Rate Limiting Algorithms: Token Bucket vs Sliding Window
Decision guide for picking the right rate-limiting algorithm. Token bucket tolerates bursts; sliding window enforces accuracy; the hybrid path layers both.
2,290 words · 15 min read · decision checklist, real-world systems, and flashcards included.
Rate Limiting Algorithms: Token Bucket vs Sliding Window
TL;DR. Token bucket is the right default for public APIs: it allows legitimate bursts up to a defined capacity while capping sustained rate, and Stripe, GitHub, and AWS all use it for exactly this reason.[1][2][3] Switch to sliding window counter when boundary bursts are unacceptable and you need rolling-window accuracy at fixed-window cost. Use GCRA (a leaky-bucket variant storing one timestamp per key) when you want rolling accuracy with zero background processes.[4][5] The deciding dimension is burst tolerance: if downstream can absorb short spikes, pick token bucket; if it cannot, pick sliding window or GCRA.
Learning Objectives#
- Compare token bucket, leaky bucket, fixed window, sliding window, and GCRA across burst tolerance, memory cost, and implementation complexity.
- Identify the workload characteristics that favor burst-tolerant algorithms over strict-rate algorithms.
- Justify a hybrid approach that layers local token bucket with a global sliding-window service.
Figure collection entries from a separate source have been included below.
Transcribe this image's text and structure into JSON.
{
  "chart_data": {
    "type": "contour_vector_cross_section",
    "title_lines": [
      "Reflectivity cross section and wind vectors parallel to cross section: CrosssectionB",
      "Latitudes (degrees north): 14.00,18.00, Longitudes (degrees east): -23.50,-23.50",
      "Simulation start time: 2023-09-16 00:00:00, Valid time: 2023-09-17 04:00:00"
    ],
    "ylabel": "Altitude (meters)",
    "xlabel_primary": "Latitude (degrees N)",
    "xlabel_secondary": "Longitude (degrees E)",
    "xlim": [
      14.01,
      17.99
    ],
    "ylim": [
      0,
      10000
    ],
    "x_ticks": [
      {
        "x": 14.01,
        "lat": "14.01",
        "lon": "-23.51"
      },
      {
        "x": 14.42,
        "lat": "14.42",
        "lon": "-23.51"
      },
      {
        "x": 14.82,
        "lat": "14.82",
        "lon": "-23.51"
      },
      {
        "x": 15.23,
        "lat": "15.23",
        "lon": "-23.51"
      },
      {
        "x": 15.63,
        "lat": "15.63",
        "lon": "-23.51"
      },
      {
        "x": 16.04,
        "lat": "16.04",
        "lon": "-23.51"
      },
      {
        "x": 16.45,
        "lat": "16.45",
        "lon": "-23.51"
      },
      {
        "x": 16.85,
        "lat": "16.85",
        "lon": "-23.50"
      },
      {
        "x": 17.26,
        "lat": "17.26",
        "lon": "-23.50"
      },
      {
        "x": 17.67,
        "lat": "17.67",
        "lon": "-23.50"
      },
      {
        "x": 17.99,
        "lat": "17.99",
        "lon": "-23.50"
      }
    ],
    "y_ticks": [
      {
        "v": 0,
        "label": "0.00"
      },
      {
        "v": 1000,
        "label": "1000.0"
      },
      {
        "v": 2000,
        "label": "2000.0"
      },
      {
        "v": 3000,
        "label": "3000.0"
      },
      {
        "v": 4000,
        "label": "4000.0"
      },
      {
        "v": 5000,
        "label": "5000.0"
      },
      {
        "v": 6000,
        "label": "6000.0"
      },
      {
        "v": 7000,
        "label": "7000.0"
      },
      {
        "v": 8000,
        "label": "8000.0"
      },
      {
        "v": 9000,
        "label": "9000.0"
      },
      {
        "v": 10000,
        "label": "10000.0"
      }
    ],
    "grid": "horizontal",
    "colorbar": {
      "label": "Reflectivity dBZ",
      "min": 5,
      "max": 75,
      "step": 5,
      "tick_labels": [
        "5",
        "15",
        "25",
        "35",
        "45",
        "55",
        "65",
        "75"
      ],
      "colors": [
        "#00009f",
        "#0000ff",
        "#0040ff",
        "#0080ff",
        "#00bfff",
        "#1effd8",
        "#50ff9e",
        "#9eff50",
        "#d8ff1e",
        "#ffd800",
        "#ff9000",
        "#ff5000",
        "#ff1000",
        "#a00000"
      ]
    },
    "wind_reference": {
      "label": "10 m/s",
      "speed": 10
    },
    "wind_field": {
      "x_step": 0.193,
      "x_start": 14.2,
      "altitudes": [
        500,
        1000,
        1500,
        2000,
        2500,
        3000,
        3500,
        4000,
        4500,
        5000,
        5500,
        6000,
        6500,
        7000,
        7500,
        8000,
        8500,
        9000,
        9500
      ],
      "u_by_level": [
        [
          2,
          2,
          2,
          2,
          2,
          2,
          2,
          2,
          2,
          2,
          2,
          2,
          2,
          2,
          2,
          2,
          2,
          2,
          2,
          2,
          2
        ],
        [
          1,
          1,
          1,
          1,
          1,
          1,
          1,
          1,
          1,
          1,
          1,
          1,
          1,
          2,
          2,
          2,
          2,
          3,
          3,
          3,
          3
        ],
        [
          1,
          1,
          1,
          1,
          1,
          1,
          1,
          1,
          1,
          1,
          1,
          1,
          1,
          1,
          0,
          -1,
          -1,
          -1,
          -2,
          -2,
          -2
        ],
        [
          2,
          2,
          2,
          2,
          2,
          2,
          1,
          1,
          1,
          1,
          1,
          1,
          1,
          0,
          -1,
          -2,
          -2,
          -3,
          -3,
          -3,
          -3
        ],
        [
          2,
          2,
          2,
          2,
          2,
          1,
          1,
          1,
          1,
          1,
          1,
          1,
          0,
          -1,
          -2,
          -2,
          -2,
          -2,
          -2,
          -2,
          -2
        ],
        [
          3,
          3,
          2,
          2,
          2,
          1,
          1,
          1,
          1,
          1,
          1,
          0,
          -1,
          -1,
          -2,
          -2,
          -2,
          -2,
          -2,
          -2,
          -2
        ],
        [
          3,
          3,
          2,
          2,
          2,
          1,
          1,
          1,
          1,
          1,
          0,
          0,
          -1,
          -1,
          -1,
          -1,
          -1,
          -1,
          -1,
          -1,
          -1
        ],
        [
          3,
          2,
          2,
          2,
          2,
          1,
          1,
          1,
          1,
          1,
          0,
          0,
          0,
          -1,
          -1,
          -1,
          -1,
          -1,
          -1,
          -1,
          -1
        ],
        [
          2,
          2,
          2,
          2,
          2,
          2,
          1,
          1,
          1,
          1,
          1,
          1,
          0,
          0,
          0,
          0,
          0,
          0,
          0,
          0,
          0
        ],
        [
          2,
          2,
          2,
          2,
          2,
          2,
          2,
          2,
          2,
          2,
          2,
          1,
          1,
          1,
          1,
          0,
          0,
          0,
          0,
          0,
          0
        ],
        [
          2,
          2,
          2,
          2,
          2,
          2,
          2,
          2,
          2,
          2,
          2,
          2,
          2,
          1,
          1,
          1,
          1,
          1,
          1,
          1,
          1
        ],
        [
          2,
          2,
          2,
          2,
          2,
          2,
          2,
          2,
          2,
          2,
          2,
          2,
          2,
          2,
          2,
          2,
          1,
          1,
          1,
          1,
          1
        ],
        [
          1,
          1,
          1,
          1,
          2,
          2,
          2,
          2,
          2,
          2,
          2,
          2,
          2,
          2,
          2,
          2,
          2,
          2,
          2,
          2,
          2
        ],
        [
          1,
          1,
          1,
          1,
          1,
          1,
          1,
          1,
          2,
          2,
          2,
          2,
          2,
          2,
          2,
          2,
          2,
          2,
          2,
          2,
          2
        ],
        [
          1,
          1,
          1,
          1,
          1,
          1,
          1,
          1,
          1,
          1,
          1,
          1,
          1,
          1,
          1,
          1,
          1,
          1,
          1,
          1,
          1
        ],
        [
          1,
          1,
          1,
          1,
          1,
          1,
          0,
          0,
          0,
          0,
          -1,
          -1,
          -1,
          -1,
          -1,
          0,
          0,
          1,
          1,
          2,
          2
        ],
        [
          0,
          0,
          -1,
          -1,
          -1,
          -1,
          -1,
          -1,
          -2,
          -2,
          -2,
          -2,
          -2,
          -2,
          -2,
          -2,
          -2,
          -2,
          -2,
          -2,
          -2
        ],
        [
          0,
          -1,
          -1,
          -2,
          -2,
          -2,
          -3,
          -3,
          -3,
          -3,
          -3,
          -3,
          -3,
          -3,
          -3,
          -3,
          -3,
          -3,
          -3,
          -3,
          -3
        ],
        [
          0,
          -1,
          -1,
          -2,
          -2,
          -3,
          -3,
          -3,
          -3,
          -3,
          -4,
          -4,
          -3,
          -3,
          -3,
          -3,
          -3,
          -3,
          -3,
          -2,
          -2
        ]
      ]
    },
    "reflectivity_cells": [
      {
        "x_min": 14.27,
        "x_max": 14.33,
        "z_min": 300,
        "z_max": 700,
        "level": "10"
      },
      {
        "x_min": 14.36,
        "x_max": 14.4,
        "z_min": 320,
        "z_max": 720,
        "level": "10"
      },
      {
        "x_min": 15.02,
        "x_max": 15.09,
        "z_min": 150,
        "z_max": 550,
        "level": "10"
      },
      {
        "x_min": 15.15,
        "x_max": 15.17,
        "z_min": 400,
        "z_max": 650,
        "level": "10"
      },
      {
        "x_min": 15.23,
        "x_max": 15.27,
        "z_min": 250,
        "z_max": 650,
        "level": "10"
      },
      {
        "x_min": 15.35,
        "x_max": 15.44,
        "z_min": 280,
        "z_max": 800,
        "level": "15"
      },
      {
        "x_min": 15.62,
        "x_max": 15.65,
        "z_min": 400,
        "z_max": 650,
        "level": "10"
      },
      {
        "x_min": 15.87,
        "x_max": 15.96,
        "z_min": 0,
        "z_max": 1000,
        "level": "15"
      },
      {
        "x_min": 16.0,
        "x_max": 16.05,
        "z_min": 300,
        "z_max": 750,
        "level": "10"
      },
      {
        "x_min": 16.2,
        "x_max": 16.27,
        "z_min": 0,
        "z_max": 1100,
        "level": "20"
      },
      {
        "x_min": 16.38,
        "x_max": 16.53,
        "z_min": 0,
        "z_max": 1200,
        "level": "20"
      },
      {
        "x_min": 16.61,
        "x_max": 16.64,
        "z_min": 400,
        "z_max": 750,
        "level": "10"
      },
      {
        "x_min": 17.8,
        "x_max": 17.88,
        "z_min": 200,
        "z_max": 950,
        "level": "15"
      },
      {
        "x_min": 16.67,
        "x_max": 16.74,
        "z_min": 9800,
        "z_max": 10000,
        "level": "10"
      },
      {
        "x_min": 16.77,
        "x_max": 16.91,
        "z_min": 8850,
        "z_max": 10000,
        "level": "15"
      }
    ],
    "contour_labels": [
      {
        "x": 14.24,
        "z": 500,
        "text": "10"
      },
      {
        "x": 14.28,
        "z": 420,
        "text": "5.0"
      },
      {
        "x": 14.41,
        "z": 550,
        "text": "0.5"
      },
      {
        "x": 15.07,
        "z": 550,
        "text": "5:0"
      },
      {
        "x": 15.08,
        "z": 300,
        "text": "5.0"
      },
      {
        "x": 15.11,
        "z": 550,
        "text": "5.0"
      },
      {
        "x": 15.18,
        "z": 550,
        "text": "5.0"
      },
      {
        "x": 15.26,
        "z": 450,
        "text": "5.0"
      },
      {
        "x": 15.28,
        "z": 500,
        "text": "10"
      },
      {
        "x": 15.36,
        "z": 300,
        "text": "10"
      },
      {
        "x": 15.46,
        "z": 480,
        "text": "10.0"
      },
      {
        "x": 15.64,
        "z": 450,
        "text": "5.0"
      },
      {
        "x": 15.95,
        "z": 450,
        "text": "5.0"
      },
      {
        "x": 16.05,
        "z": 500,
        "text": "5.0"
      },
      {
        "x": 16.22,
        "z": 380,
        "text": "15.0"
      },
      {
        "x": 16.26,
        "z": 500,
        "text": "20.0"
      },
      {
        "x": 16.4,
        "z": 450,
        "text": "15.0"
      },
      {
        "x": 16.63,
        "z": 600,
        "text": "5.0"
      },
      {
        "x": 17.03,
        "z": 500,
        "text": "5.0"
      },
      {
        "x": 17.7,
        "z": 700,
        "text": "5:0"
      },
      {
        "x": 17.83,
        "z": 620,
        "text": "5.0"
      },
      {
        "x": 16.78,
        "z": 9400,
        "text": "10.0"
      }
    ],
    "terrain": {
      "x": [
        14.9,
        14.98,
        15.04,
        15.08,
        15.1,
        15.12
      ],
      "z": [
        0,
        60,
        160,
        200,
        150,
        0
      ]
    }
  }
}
- Evaluate Stripe's and Cloudflare's production choices and explain why each picked its algorithm.
The Core Trade-off#
Rate limiting caps operations per time window. The fundamental tension is burst tolerance vs enforcement accuracy. Token bucket lets idle clients accumulate credit and fire a burst up to capacity C, which is what API consumers want (batch jobs, mobile app launches, retry storms after connectivity loss).[1:1] Sliding window enforces a strict rolling count, preventing the boundary-burst exploit where a client fires 2N requests in 200 ms across a fixed-window reset.[6]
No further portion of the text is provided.